Да-да, в одно ухо влетело, в другое вылетело. Если маме Хана захотелось поговорить – пиши пропало.

– Госпожа Хан! Пожалуйста, скажите Инаяту, что я звоню, это срочно. Извините.

– Мама? Кто это? – слышится в трубке голос Хана, – Тереш?

– Нет, это Пернилла Лундквист, одна из ваших многочисленных поклонниц, – язвительно отвечает пожилая женщина. Тереш слышит шаги по подвальной лестнице и шум проносящихся машин. Дверь телефонной будки окатывает водой.

– Тереш!

– Привет, Хан! Где Йеспер? У нас мало времени.

– Здесь, – доносится издали голос Йеспера. – Я здесь. Это Йеспер. – Нет ничего приятнее во время похмелья от ZA/UM, чем живые голоса друзей.

– Срочно в город, в Ловису. Дом престарелых «Хю́мнинг». Посмотрите где-нибудь, не знаю, в телефонной книге. Время посещения закончится в восемь.

– «Хюмнинг», ясно. А что там?

– Дирек Трентмёллер. И еще, я подозреваю… Кексхольмский кружок.

– Тереш, Кексхольмский кружок – страшилка для девочек!

– Хорошо, если так.

– А почему ты решил, что нет? – Йеспер пытается пролезть к трубке. – Хан, спроси, почему он думает, что это не так.

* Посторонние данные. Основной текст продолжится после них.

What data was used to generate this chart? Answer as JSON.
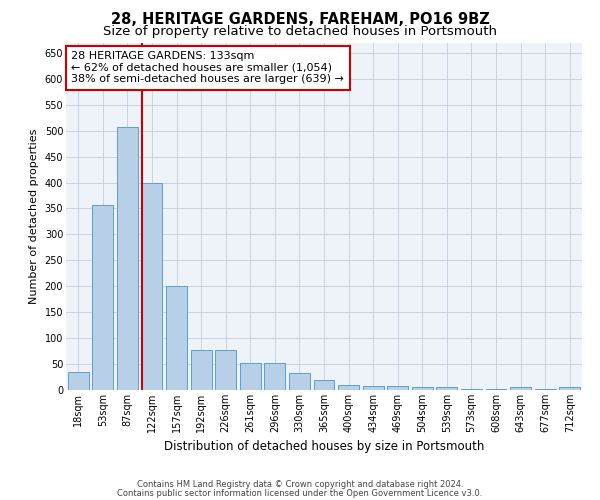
{
  "title": "28, HERITAGE GARDENS, FAREHAM, PO16 9BZ",
  "subtitle": "Size of property relative to detached houses in Portsmouth",
  "xlabel": "Distribution of detached houses by size in Portsmouth",
  "ylabel": "Number of detached properties",
  "categories": [
    "18sqm",
    "53sqm",
    "87sqm",
    "122sqm",
    "157sqm",
    "192sqm",
    "226sqm",
    "261sqm",
    "296sqm",
    "330sqm",
    "365sqm",
    "400sqm",
    "434sqm",
    "469sqm",
    "504sqm",
    "539sqm",
    "573sqm",
    "608sqm",
    "643sqm",
    "677sqm",
    "712sqm"
  ],
  "values": [
    35,
    357,
    507,
    400,
    200,
    78,
    78,
    52,
    52,
    32,
    20,
    10,
    8,
    8,
    5,
    5,
    1,
    1,
    5,
    1,
    5
  ],
  "bar_color": "#b8cfe8",
  "bar_edgecolor": "#5a9fd4",
  "highlight_bar_idx": 3,
  "highlight_color": "#cc0000",
  "annotation_line1": "28 HERITAGE GARDENS: 133sqm",
  "annotation_line2": "← 62% of detached houses are smaller (1,054)",
  "annotation_line3": "38% of semi-detached houses are larger (639) →",
  "annotation_box_color": "#ffffff",
  "annotation_box_edgecolor": "#cc0000",
  "ylim": [
    0,
    670
  ],
  "yticks": [
    0,
    50,
    100,
    150,
    200,
    250,
    300,
    350,
    400,
    450,
    500,
    550,
    600,
    650
  ],
  "footnote1": "Contains HM Land Registry data © Crown copyright and database right 2024.",
  "footnote2": "Contains public sector information licensed under the Open Government Licence v3.0.",
  "bg_color": "#eef2f9",
  "grid_color": "#c5cedf",
  "title_fontsize": 10.5,
  "subtitle_fontsize": 9.5,
  "xlabel_fontsize": 8.5,
  "ylabel_fontsize": 8,
  "tick_fontsize": 7,
  "annotation_fontsize": 8,
  "footnote_fontsize": 6
}
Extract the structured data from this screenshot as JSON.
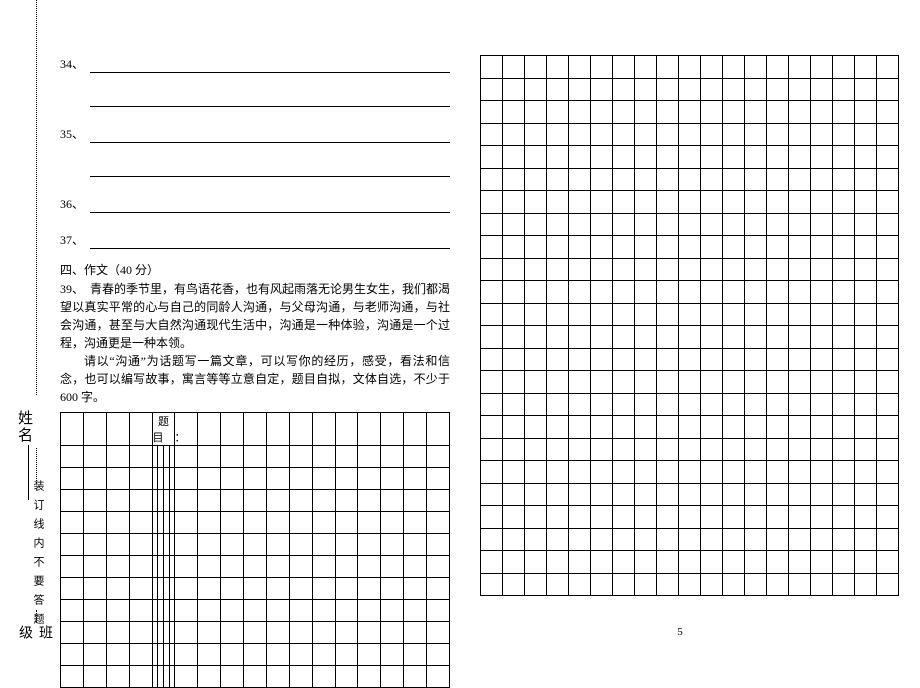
{
  "sidebar": {
    "name_label": "姓名",
    "class_label": "班级",
    "binding_note": "装订线内不要答题"
  },
  "questions": {
    "q34": "34、",
    "q35": "35、",
    "q36": "36、",
    "q37": "37、"
  },
  "essay": {
    "section": "四、作文（40 分）",
    "prompt_l1": "39、　青春的季节里，有鸟语花香，也有风起雨落无论男生女生，我们都渴望以真实平常的心与自己的同龄人沟通，与父母沟通，与老师沟通，与社会沟通，甚至与大自然沟通现代生活中，沟通是一种体验，沟通是一个过程，沟通更是一种本领。",
    "prompt_l2": "请以“沟通”为话题写一篇文章，可以写你的经历，感受，看法和信念，也可以编写故事，寓言等等立意自定，题目自拟，文体自选，不少于 600 字。",
    "title_label": "题　目　："
  },
  "grids": {
    "left_cols": 20,
    "left_rows": 12,
    "right_cols": 19,
    "right_rows": 24
  },
  "page_number": "5",
  "colors": {
    "line": "#000000",
    "bg": "#ffffff"
  }
}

– Почему ты думаешь, что нет?

– Поговорим на месте, ладно?

– Хорошо, мы возьмем такси. Йеспер, у тебя есть деньги на такси?

– Есть.

– Да, мы возьмем такси!

Дальше – только вязкая тяжесть времени, расстояние между точками, маршрут такси: пешеходы в темных одеждах, серое небо и клубы дыма на мотошоссе. Тереш Мачеек. Поток осенних минут, плавный, как движение на магистрали.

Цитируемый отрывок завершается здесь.